C.  Autres questions

[55]  Dans sa correspondance du 4 décembre 2017, l’avocat de l’AAV a soutenu que le Tribunal devrait suspendre sa décision relativement à quelques questions soulevées dans sa requête. Je ne suis pas d’accord. Je suis plutôt d’avis qu’il ne serait pas dans l’intérêt de l’administration appropriée et ordonnée de la justice de laisser en suspens les questions soulevées par l’AAV dans sa requête ou de reporter la décision du Tribunal sur les diverses réparations demandées par l’AAV, étant donné l’imminence de l’audience sur le fond de la présente affaire et le calendrier serré des étapes restantes de la communication préalable à l’audience. Il ne serait donc pas dans l’intérêt de la justice ni de l’équité de l’instance du Tribunal d’ajourner indéfiniment toute question soulevée dans la requête de l’AAV.

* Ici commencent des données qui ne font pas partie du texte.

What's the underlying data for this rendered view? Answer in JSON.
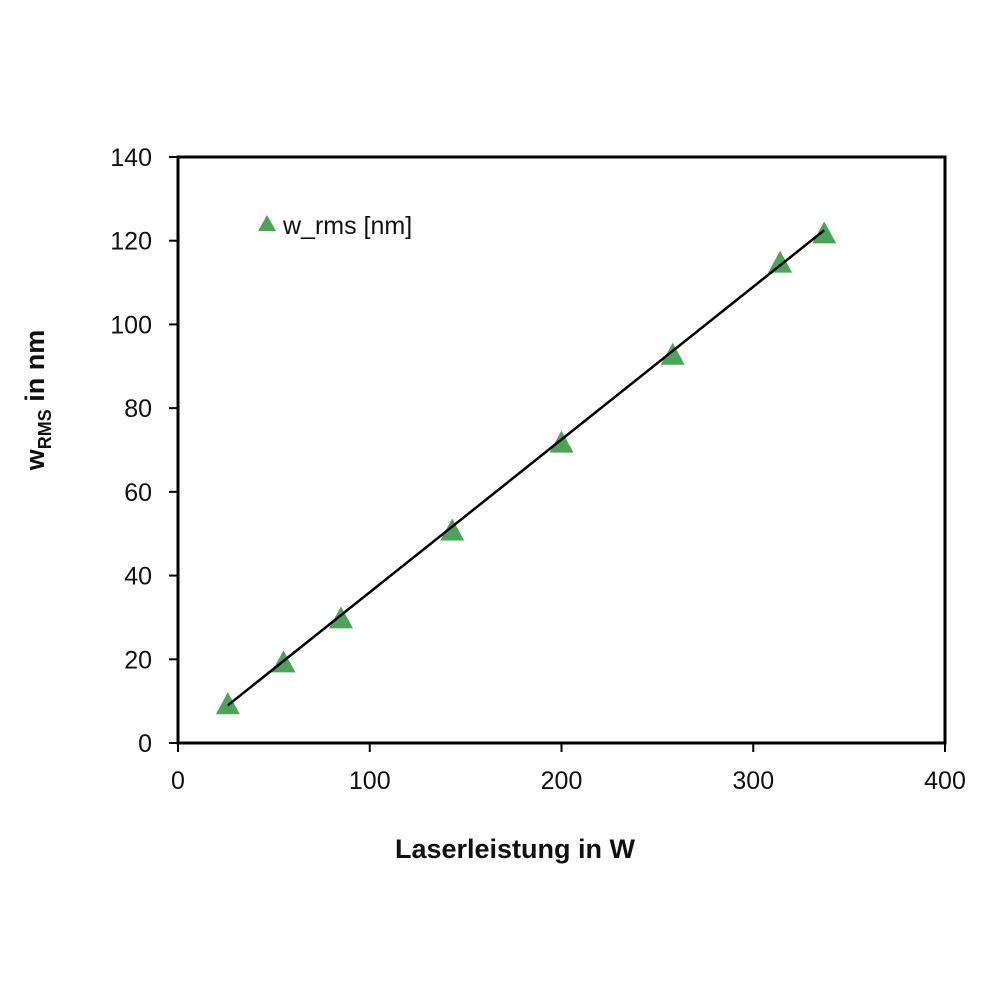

[56]  Le calendrier modifié du procès qui a été proposé sur consentement des parties montre qu’il est possible d’accepter la demande de prolongation de l’AAV tout en respectant le cadre de cinq semaines déjà établi pour l’audience.

[57]  Je conclus qu’avec la prolongation de quatre semaines du délai accordé à l’AAV pour préparer sa réponse, le calendrier révisé du procès et l’occasion fournie à l’AAV d’interroger à nouveau le représentant du commissaire pendant une journée supplémentaire dans le cadre des paramètres établis dans la présente ordonnance, on atteint un équilibre approprié. À mon avis, cela répond adéquatement aux préoccupations soulevées par l’AAV concernant un possible manquement à l’équité procédurale découlant de la communication tardive des documents pour lesquels le privilège a été levé, en plus d’accorder à l’AAV suffisamment de temps pour se préparer et achever les étapes restantes de la communication préalable à l’audience. À ce stade-ci, aucun motif ne permet de croire qu’un autre ajournement de l’audience pourrait être envisagé.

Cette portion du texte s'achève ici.